In part 3, Larry Kleinman, of the Northwest Treeplanters and Farmworkers United explains the distinction between migrant farm workers and seasonal workers, and how their respective populations have changed dramatically in Oregon over the years.
From the National Center for Farmworker Health, a few of the facts they compiled about farm workers in the United States:
- In 2007, for every 100,000 agricultural workers in the U.S. there were 25.7 occupational deaths in agriculture. This compares to an average rate of 3.7 deaths for every 100,000 workers in all other industries during this same year. (2009 U.S. Bureau of Labor Statistics.)
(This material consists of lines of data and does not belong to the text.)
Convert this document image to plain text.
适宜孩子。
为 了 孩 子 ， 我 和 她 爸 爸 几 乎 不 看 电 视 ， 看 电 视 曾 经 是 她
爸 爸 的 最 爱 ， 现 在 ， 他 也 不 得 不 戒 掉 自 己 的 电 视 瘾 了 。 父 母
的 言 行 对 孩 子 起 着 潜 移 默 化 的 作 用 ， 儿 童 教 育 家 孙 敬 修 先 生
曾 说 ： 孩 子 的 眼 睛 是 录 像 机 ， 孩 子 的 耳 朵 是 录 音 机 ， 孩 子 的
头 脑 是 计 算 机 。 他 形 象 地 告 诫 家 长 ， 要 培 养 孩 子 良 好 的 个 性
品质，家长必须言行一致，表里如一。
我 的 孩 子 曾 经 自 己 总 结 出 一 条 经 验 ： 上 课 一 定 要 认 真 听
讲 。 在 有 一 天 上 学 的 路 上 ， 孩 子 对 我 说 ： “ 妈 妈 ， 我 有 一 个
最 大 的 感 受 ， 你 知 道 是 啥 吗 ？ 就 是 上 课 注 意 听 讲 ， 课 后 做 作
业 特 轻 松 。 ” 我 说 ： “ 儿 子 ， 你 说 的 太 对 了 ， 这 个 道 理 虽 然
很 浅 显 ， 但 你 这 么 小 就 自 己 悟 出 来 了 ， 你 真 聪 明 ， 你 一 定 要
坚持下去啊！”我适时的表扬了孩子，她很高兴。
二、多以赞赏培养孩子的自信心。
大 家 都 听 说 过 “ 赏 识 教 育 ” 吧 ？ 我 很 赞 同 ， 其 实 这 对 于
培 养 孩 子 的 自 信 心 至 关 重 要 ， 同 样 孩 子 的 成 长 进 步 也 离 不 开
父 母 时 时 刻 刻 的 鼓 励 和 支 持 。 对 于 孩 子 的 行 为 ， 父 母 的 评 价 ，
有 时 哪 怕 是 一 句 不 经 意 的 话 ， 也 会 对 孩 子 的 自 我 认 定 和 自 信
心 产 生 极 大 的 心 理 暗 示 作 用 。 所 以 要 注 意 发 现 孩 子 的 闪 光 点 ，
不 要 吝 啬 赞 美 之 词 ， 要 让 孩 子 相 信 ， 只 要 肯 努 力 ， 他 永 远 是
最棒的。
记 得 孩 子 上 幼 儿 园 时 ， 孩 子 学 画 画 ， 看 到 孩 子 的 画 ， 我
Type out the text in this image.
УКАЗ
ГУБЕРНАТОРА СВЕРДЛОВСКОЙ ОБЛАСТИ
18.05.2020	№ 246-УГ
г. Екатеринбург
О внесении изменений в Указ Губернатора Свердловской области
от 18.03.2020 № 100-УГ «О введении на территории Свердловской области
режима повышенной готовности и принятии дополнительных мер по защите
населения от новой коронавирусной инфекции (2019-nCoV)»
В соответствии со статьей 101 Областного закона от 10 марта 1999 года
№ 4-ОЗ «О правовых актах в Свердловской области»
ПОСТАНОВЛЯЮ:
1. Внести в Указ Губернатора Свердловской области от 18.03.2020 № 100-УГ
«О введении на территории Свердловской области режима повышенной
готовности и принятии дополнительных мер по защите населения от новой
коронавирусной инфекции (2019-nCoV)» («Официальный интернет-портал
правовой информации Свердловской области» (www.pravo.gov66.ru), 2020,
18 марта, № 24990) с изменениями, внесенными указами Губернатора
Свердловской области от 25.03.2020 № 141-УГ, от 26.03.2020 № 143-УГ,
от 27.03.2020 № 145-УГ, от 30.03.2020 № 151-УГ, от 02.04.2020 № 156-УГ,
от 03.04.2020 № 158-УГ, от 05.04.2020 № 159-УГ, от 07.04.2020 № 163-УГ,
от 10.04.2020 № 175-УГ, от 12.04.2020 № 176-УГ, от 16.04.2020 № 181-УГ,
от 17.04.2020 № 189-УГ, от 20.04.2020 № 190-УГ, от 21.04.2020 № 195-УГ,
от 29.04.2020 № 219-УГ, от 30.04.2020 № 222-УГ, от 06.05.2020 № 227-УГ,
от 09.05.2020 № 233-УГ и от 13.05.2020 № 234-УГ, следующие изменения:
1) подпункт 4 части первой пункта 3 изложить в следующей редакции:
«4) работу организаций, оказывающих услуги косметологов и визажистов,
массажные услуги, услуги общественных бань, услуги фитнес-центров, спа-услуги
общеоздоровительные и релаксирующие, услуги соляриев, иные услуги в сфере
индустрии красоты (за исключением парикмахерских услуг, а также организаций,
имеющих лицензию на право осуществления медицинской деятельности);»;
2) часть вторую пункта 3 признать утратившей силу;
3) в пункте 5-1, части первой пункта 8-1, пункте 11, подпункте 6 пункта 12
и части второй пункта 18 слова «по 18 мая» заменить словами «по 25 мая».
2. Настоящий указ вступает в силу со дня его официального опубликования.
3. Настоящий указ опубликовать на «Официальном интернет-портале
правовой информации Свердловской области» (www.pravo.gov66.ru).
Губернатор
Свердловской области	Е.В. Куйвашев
- There are an over 3 million estimated migrant and seasonal farm workers (Office of Minority Health, 1993.)
- According to the most recent findings of the NAWS, nearly three-quarters of U.S. farmworkers earn less than $10,000 per year and three out of five farmworker families have incomes below the poverty level (Department of Labor, 2000.)
- A 2002 study examined take-home organophosphorus pesticide exposure among agricultural workers and found pesticides in dust samples from 85% of farmworkers‟ homes and 87% of farmworkers had pesticides in dust samples in their vehicles. In addition, 88% of farmworker children had organophosphate metabolites in their urine. (Greater risks, fewer rights: U.S. farmworkers and pesticides. Int J Occupation Environmental Health 2003) [editor’s note: organophosphates are a systemic poison that targets the central nervous system, and belong to the same group of chemicals used as nerve agents.]